Phoenix TV: What’s the result of the 30th round of investment treaty negotiations between China and the EU? What is the biggest challenge for the time being?

Gao Feng: According to the consensus reached by Chinese and EU leaders at the 22nd meeting, the two working teams are having the 30th round of negotiations via video conference this week, focusing on the texts on rules and offers on the list.
  
Going forward, the two sides will move forward with the negotiations to reach the goal of conclusion within this year so as to benefit businesses and investors from both sides at an early date. Thank you!

Market News International: It is reported that China and India are ratcheting up regulation on import to restrict exports from each other due to the border tensions. How does it impact Chinese companies exporting to India? Will it affect RCEP negotiations?

Gao Feng: To start with, I want to clarify that China does not impose any restrictive or discriminatory measures on goods and services from India. India’s relevant steps have violated WTO rules and its WTO commitments. We hope India can rectify and remove the discriminatory practices against China and Chinese companies.

The progress of China-India economic and trade cooperation comes from the joint effort of our governments and business community, and serves the fundamental interest of our peoples. China values deeper practical cooperation with India in various fields. It is hoped that the two sides would move in the same direction to follow through our leaders’ consensus in economic and trade sectors, bring our economic and trade cooperation on a sound and stable track, and work for prosperity in our countries and the region as a whole.

As for RCEP negotiations, relevant parties are moving ahead steadily to pursue the fixed goals in agreed steps. Thank you.

Hong Kong Ta Kung Wen Wei Media Group: The US has announced the revocation of Hong Kong’s special status, including suspending the availability of export license exceptions. What is your comment?

Gao Feng: The legislation on safeguarding national security in the Hong Kong Special Administrative Region (HKSAR) is entirely China's internal affair that allows no foreign interference. China strongly opposes US unilateral sanctions against HKSAR.

We will firmly implement the principle of “one country, two systems” and oppose any external interference in Hong Kong affairs. We will continue to introduce policies to resolutely support the HKSAR government in developing local economy, improving people’s livelihood and new accomplishments. Thank you.

CCTV-4: The 2020 negative list for foreign investment has just been published. What will MOFCOM do to enforce the new negative list so that foreign-invested enterprises (FIEs) can truly benefit from it?
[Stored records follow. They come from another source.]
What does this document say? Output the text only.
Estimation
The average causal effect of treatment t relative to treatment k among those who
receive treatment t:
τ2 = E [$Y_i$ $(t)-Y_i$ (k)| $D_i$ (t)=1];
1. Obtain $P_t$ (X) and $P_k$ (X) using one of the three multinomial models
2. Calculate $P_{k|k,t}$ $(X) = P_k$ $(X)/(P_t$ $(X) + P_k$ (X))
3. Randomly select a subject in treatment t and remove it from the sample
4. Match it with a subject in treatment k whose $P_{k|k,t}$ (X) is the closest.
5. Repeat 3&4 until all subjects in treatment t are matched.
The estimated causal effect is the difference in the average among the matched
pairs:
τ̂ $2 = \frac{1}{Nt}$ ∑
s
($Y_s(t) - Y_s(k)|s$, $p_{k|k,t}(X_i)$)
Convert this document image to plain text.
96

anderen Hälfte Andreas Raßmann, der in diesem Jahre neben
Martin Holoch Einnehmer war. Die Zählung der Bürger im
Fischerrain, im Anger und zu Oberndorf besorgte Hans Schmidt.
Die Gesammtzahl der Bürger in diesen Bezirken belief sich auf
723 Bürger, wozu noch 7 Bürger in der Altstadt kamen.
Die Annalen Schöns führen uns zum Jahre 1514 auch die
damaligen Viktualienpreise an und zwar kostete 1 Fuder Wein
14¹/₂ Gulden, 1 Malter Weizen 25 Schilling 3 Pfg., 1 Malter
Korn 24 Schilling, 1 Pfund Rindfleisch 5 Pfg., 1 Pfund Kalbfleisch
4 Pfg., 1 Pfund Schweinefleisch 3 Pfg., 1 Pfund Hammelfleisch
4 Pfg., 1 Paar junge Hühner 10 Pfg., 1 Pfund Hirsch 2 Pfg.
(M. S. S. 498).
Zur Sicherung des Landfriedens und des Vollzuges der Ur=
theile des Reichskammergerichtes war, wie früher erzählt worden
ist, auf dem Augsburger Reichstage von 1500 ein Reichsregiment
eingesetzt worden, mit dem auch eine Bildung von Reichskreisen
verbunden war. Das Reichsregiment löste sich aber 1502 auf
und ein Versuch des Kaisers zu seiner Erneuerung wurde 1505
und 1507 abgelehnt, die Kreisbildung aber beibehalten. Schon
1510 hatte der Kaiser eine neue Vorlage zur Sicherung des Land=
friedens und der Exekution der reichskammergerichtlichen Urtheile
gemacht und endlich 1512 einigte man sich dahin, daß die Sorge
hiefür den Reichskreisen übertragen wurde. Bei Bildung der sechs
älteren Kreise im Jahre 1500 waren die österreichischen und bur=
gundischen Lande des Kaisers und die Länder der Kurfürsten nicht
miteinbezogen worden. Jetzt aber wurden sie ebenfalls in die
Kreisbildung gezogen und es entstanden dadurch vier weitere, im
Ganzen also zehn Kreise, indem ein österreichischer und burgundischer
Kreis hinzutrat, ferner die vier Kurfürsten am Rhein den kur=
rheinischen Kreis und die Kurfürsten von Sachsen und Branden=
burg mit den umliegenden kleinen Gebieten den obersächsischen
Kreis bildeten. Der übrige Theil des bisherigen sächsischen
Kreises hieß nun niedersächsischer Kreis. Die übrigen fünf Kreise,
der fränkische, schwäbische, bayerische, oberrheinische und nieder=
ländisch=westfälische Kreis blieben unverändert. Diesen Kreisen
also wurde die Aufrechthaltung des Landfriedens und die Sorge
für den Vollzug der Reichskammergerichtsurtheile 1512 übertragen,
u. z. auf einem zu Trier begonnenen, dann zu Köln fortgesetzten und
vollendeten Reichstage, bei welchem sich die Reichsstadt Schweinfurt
Gao Feng: The 2020 negative list will be administered on July 23. MOFCOM will work with the NDRC and other ministries to ensure its implementation and increase the benefits received by the FIEs. First, we will enhance policy analysis. We will encourage relevant departments and local authorities to improve how the negative list is introduced and explained to market entities, so that foreign investors and FIEs can be better informed of the list. Second, we will step up personnel training. We will work with relevant departments to enable local personnel to precisely understand, follow through and execute provisions of the negative list. Third, we will adjust relevant requirements in a timely fashion. We will coordinate efforts to make necessary adjustments to effective laws and regulations to make sure that the new opening-up measures are implemented in time. Thank you.

Gao Feng: This is the end of today’s press conference. Thank you.